This partial scene took place in chapter 32 after Kaladin awakes from his vision. Brandon eliminated the need for this section by having Kaladin already be at the Pinnacle when he woke up.
He was in his room of the barracks, alone. He’d been so tired following the patrol, he’d fallen asleep in his uniform, despite the impending storm.
Damnation! That dream…
Kaladin rolled off of his cot, scrambling to his feet. He grabbed his spear and flung the door open.
Outside, the wind still howled, the rain still pelted the ground with a sound like sticks breaking. Kaladin tried to make out the barracks in the darkness, but it was futile.
There was no lightning, however, and the wind—while violent—was not nearly strong enough to fling boulders or topple walls. The bulk of the highstorm had passed. Kaladin felt his way around the chill, rain-slicked stone wall of the barrack, head down against the wind, until he reached the front door of the barrack.
He shoved this open. Inside, the members of Bridge Four sat in a group around several spheres. They lit Sigzil’s face, animated, as he’d been telling a story to the others. Though, as an officer, he had his own room he had chosen to weather this storm with the men.
The suddenly-opened door caused cries of alarm, and men pulled back, some falling off of stools and cursing.
“K…Kaladin?” Rock asked. “Umalinita’ai! Is it you?”
“Grab your spears,” Kaladin snapped, stepping out of the wind. “I want every man armed and ready. All squads to the Pinnacle.”
“Now?” Leyten asked. “In the storm?”
“It is mostly over,” Kaladin said. “Up, men! Move! Storms, is Teft not back yet?”
“No,” Drehy said as the men scrambled to gather their gear. “We don’t know where he is.”
“I’m going on ahead,” Kaladin said, stepping back out into the storm. “Hurry as quickly as you can.”
“Yes, sir!” Drehy said. “But why?”
Kaladin stopped, looking back in at them. “Because something is coming.”
Kaladin ran through the storm, carrying his spear, holding a diamond mark for light. The wind was at his back, fortunately, as he ran westward toward the king’s palace.

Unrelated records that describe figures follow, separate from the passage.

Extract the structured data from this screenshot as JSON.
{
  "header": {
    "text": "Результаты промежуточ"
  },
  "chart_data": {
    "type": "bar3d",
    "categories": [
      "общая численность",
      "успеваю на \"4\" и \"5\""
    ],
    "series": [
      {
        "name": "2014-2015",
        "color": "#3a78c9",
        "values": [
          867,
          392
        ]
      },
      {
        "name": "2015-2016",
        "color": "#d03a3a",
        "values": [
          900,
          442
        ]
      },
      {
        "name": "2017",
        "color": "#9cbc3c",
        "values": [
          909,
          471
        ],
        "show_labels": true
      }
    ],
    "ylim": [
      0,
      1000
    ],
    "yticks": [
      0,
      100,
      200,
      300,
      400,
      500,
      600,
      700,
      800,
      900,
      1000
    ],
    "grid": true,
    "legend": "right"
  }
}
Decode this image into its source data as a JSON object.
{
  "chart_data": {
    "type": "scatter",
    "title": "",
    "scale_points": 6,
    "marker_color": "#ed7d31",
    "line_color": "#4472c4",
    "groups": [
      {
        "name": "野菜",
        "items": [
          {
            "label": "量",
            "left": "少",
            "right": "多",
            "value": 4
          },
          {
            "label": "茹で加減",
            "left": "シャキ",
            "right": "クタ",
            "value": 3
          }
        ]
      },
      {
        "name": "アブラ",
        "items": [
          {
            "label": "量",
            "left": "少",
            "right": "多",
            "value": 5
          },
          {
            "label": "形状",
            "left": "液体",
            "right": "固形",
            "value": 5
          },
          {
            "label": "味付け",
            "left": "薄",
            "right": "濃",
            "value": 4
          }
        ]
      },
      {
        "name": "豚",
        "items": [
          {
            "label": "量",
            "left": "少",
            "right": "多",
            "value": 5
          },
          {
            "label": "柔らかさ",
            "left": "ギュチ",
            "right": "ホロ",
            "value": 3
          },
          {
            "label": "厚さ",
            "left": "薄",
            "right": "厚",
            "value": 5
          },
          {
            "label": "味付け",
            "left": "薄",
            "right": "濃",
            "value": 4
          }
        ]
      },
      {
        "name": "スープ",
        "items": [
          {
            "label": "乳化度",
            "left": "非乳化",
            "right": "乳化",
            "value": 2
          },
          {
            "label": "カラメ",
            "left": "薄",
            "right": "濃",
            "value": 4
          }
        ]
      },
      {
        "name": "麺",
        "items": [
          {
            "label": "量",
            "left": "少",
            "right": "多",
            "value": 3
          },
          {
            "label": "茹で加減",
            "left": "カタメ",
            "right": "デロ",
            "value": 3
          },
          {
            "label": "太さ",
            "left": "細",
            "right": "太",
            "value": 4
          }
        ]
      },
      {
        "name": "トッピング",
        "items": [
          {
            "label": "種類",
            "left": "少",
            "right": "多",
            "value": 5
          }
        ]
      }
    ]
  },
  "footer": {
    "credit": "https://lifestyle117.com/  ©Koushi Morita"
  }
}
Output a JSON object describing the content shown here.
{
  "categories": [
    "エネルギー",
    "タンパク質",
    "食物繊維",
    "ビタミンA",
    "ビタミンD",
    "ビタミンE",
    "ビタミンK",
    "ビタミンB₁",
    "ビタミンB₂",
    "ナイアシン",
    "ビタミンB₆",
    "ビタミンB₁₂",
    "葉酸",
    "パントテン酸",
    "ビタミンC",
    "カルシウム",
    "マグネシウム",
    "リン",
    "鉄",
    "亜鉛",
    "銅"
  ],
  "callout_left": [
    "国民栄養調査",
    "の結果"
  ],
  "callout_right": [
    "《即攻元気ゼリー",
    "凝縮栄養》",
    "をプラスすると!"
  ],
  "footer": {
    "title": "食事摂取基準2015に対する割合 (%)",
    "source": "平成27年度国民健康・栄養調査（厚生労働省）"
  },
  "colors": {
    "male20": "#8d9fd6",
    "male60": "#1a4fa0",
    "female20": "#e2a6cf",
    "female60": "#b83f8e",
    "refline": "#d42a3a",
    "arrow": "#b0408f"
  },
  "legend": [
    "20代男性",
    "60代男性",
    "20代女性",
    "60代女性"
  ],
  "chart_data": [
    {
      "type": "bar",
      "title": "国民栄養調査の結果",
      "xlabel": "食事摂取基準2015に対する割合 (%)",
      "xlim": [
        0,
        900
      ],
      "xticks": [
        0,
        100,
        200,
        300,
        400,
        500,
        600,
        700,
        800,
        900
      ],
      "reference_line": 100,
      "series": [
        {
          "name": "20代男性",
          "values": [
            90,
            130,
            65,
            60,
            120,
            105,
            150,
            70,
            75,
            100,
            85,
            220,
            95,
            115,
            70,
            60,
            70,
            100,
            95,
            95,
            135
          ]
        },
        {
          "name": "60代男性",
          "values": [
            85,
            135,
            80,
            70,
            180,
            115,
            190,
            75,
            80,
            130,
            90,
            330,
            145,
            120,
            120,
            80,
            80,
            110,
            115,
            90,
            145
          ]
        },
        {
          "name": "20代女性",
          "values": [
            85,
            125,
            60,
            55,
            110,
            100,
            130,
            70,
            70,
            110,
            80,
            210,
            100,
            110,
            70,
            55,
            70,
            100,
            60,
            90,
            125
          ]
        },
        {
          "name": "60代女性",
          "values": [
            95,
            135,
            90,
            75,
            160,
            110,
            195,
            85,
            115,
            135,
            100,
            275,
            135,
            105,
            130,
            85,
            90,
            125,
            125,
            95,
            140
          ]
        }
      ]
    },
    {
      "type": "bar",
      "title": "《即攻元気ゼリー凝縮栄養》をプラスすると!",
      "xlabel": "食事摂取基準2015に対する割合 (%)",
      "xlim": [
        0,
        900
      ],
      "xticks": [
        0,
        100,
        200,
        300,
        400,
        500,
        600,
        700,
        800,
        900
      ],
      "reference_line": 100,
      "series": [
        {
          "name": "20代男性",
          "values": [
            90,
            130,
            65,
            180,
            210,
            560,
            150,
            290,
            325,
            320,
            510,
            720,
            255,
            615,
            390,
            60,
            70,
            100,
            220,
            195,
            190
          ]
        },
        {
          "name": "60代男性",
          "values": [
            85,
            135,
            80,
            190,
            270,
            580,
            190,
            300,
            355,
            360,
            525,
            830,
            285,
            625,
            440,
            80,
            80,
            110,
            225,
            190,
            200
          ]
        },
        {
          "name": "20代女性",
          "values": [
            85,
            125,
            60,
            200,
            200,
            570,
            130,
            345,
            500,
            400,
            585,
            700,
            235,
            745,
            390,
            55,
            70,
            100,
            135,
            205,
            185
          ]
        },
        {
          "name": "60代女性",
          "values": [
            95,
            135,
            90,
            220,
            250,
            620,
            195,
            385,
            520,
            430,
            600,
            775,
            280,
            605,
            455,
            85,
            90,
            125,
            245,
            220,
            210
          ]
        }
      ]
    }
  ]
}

There were no guards at the gates of the warcamps. They’d gone in for the storm. The streets were deserted, strewn with debris that Kaladin’s frail light barely illuminated.
The gates were closed. The bar across them could not be lifted by one man.
He, fortunately, had Stormlight.
As the bar thumped to the ground and he shoved the wooden gate open, Light streaming from his body, he heard cries of alarm from the nearby gatehouse. The men inside did not come out, did not even open a window shutter, but they heard.
Kaladin slipped out of the warcamps and splashed through deep puddles, running with everything he had for the Pinnacle up ahead. A light suddenly streaked down from the sky, like lightning, but more permanent.